"No Good Deed Shall Go Unpunished"

To whom is this quote attributed originally? It’s difficult to google for it (and yes, I tried) because it’s become so commonplace that it’s the name of countless albums,bands, plays, poems, websites and the like.

For myself, I know that in the novel Justine by the Marquis de Sade, the character of Justine wails out to God that “She sees that no good deed, no act of virtue shall go unpunished.” I wish I had the book with me so I could put the full exact quote in here.

It just seems to perfect for this ideal to have originated with De Sade, although it seems to be the entire theme of the book, Justine or, the Misfortunes of Virtue.

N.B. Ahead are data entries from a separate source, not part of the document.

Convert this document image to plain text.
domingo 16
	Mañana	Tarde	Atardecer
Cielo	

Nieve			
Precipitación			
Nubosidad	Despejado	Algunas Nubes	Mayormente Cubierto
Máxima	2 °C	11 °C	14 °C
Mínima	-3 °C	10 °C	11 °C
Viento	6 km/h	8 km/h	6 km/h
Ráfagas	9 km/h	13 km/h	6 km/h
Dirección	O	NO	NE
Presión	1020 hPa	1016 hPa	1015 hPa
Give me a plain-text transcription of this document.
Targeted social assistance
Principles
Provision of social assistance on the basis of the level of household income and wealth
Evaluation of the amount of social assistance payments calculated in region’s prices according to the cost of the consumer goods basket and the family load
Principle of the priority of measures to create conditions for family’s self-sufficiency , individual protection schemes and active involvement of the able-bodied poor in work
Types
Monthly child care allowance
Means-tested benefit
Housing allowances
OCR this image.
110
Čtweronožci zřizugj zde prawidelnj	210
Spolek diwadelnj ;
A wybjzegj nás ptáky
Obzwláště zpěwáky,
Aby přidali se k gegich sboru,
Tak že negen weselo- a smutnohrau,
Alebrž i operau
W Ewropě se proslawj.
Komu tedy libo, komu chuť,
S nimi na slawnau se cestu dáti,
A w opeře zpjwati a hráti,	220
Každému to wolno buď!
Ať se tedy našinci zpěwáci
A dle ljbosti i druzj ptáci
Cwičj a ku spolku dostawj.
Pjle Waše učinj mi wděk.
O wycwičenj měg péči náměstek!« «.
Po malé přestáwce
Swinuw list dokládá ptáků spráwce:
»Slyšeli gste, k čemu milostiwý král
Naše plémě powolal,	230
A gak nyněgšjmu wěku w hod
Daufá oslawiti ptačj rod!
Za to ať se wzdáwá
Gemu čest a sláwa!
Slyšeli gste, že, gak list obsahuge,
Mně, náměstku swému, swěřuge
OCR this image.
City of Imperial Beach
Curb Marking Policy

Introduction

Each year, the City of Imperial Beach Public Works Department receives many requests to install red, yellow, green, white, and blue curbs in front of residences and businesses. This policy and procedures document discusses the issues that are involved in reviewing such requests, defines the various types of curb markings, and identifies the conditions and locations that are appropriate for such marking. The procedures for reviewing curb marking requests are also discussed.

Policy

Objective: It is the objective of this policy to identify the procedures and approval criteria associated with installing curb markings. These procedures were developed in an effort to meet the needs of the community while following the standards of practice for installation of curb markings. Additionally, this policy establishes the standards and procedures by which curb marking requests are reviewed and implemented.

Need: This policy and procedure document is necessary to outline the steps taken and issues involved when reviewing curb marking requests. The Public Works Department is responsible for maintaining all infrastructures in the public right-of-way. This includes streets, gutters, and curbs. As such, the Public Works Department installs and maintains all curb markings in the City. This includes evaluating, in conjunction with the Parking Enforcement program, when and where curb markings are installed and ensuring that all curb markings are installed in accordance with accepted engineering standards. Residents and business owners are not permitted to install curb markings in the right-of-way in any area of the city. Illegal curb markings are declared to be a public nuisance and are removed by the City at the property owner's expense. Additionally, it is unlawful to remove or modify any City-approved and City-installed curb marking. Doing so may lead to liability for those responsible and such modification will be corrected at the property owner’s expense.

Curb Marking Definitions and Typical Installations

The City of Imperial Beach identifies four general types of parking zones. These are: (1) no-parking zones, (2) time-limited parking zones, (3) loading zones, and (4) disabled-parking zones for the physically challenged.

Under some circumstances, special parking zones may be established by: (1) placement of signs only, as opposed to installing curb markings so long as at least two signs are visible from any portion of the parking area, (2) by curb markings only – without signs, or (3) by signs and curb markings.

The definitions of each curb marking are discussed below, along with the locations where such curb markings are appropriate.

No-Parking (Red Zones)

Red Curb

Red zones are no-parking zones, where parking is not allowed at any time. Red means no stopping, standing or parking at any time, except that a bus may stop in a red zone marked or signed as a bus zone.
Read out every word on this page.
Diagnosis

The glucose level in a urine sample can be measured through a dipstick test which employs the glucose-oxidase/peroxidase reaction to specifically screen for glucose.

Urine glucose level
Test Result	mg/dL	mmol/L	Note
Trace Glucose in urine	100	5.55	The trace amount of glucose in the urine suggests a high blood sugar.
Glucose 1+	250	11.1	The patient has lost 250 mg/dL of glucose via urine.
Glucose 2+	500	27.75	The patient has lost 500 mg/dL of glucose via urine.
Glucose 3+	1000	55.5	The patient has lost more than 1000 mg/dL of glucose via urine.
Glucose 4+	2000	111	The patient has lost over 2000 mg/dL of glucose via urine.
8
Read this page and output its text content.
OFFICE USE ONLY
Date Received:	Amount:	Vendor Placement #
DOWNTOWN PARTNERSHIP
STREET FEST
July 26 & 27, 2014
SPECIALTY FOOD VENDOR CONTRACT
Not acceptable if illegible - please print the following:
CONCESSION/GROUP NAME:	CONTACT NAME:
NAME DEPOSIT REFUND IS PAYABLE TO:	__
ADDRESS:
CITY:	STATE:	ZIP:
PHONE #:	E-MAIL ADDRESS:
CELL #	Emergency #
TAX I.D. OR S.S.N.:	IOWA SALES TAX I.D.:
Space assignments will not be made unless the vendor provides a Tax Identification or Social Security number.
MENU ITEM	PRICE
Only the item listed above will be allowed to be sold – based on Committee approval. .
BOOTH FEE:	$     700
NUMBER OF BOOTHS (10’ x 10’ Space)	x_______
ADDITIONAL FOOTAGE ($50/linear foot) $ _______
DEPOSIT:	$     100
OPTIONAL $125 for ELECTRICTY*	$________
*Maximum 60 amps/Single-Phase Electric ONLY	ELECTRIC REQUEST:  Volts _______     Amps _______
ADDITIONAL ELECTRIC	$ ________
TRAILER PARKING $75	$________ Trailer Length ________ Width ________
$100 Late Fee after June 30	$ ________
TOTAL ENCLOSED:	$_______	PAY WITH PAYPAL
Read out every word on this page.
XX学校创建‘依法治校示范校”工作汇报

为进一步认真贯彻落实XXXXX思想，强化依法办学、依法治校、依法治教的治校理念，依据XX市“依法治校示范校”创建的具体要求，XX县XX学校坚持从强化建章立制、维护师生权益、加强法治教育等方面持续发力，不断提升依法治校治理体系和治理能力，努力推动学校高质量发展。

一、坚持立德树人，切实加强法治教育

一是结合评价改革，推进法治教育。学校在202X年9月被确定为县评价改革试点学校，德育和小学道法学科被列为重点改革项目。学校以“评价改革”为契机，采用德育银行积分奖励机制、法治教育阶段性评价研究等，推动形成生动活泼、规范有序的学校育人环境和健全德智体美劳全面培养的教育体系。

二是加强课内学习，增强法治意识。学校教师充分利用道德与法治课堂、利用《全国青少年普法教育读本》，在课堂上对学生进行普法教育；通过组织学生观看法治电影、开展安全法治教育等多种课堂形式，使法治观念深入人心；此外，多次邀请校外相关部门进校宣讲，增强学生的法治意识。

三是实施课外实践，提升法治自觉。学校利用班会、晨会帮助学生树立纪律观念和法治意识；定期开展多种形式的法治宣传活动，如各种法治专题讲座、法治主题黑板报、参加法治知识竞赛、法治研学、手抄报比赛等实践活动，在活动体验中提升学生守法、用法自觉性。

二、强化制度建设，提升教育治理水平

DeSade wrote in French, and cannot be considered the source. The quotation, properly, is “No good deed goes unpunished.” The source is considerably later than DeSade; Clare Booth Luce said it in the 20th century. The meaning (a cynical comment on public service) is very different from anything DeSade might have meant.

Well, in fairness to DeSade, the phrase was used not in a sexual way. The character was bemoaning the fact that she’d done good for several people, strangers even and had been assaulted, raped and nearly killed as a result of it.

I found this, which seems a strange instance of paraphrasing:

Usually the first version is the serious one and the paraphrase the one with twisted logic.

I found this, but you are not going to buy it.

Why am I not going to buy it?

Interestingly, years ago I had usually seen it attributed to Clare Boothe Luce’s husband, Henry Luce, founder of Time-Life, although the internet is pretty much unanimous in attributing it to Clare. (Clare was better known for her aphorisms and bon mots, which would tend to point to her as the author–unless her reputation meant that people have just assumed that it was her phrase not his.

I wonder which of them prompted the other to coin the phrase?

bon mots what a great username that would be.